C’est un séisme politique majeur à Budapest. Le Parlement hongrois a voté une révision constitutionnelle historique limitant l’exercice de la fonction de Premier ministre à un maximum de huit ans. Appliquée de manière rétroactive, cette réforme écarte définitivement l’ancien dirigeant nationaliste Viktor Orbán de la course au pouvoir et marque le démantèlement accéléré de son système de gouvernance.
Une page se tourne définitivement en Hongrie. Réunis en session extraordinaire, les députés hongrois ont adopté à une écrasante majorité — 135 voix pour, 50 contre et 6 abstentions — un amendement crucial à la Loi fondamentale. Désormais, nul ne peut exercer la fonction de Premier ministre plus de huit ans, soit l’équivalent de deux mandats de quatre ans.
Cette réforme constitutionnelle matérialise la promesse phare de Péter Magyar et de son parti conservateur pro-européen, Tisza, propulsés au pouvoir lors des dernières élections législatives.
La « Lex Orbán » : une rétroactivité sans appel
La spécificité de ce texte réside dans son application rétroactive. La limite des huit ans comptabilise l’ensemble des mandats cumulés, consécutifs ou non, depuis le 2 mai 1990. Avec plus de vingt ans passés à la tête de l’État (1998-2002, puis de 2010 à 2026), Viktor Orbán se retrouve constitutionnellement disqualifié. Il ne pourra plus jamais prétendre au poste de Premier ministre.
Pour afficher sa bonne foi et rompre avec les pratiques de l’ère précédente, le nouveau Premier ministre Péter Magyar s’est inclus dans cette restriction.

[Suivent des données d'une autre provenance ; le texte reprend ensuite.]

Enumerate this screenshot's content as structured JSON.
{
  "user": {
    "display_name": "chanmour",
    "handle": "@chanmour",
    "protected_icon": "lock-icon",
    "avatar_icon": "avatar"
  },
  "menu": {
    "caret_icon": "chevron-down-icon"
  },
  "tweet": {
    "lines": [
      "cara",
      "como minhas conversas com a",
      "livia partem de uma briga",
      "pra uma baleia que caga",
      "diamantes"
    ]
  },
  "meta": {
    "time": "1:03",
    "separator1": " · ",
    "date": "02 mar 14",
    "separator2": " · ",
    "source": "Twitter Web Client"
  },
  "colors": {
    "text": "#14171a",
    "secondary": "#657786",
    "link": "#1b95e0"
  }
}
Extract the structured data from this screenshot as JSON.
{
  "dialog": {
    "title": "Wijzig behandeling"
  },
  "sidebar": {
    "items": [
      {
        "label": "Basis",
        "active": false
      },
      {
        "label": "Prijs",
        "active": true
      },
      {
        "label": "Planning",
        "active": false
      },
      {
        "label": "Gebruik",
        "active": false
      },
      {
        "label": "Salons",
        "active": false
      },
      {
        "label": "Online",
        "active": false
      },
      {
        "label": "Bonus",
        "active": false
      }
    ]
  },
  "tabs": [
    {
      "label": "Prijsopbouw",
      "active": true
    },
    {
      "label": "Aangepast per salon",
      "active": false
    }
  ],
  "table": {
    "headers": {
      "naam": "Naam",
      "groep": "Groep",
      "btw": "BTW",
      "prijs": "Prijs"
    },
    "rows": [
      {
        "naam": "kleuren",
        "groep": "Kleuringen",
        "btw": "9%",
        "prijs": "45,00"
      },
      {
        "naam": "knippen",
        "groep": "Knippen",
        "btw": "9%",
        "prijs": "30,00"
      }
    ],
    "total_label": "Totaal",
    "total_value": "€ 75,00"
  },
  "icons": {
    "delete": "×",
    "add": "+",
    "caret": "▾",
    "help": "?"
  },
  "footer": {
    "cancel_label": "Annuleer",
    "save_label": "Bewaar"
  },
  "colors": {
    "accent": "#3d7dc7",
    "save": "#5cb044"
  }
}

Son propre pouvoir est lui aussi limité à deux mandats maximum.
Le démantèlement de l’état illibéral
Au-delà de la seule limitation des mandats, cette réforme sonne le glas des structures clés de l’ancien régime « illibéral » :
- Dissolution des agences de contrôle : Le texte supprime le verrou constitutionnel qui protégeait l’Office de protection de la souveraineté. Cette agence, largement décriée par l’Union européenne, servait d’arme politique pour harceler les médias indépendants, les ONG et les institutions comme Transparency International.
- Nationalisation des actifs publics détournés : L’État reprend le contrôle total de 34 fondations privées de gestion d’actifs (KEKVA). Sous le gouvernement Fidesz, ces structures avaient été utilisées pour externaliser des milliards d’euros de biens publics, incluant la gestion de 21 universités, au profit de proches du pouvoir.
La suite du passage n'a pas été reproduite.